20 years since our book "The Golden Era of Fiat Railcars in New Zealand"

To mark this occasion we have produced a computer mousepad using a scene (above) which was left out of that book, as it was received past the printing deadline. This is available for $15 in our shop. These railcars at different times served all provincial centres in New Zealand (except Westport and Alexandra) from the mid-1950s until they were withdrawn in 1978 - a true halcyon era in NZ rail passenger transport history. 

 And on the subject, why is it that a small number of railfans in NZ refuse to call them Fiats and instead insist they be called Drewrys? True, the order was placed with the Drewry Car Co. of England, but this was a sales organisation for most of its life and used sub-contractors to do the actual constructions.

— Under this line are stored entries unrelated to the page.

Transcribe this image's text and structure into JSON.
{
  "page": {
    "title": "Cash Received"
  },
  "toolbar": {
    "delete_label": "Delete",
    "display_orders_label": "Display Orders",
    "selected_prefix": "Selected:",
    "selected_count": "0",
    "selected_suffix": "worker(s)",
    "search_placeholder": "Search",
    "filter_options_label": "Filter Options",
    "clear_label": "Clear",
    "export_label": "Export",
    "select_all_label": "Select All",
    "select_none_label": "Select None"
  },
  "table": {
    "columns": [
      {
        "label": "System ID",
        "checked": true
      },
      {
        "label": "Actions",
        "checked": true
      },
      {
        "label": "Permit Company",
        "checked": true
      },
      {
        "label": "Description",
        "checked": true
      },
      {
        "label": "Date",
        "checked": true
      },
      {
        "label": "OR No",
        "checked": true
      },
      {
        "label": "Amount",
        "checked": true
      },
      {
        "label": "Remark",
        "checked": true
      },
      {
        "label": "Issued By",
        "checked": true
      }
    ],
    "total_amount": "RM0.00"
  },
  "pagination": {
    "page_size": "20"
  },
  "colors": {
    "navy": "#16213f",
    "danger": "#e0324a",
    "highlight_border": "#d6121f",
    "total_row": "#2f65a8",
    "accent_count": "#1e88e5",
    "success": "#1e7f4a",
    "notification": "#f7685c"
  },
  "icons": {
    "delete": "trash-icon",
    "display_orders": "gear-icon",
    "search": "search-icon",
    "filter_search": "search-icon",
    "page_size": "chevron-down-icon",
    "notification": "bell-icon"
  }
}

The bodies were built at Birmingham Railway Carriage & Wagon Co. with the engines from the Fiat company of Italy, and hence the origin of the most popular unofficial name. NZR only ever referred to them as the articulated railcars, and therefore Drewry has no more legitimacy as a name than Fiat. 

Another railway example of a popular unofficial name resulting from only a part of the equipment used was the 'Oerlikons' of the London and North Western Railway. These electric multiple units were built by Metropolitan-Cammell in Birmingham, but the name came from their electrical equipment which, after the outbreak of WWI, had to come from Oerlikon in Switzerland rather than from Siemens in Germany. One of these sets is now in the British National Railway Museum in York.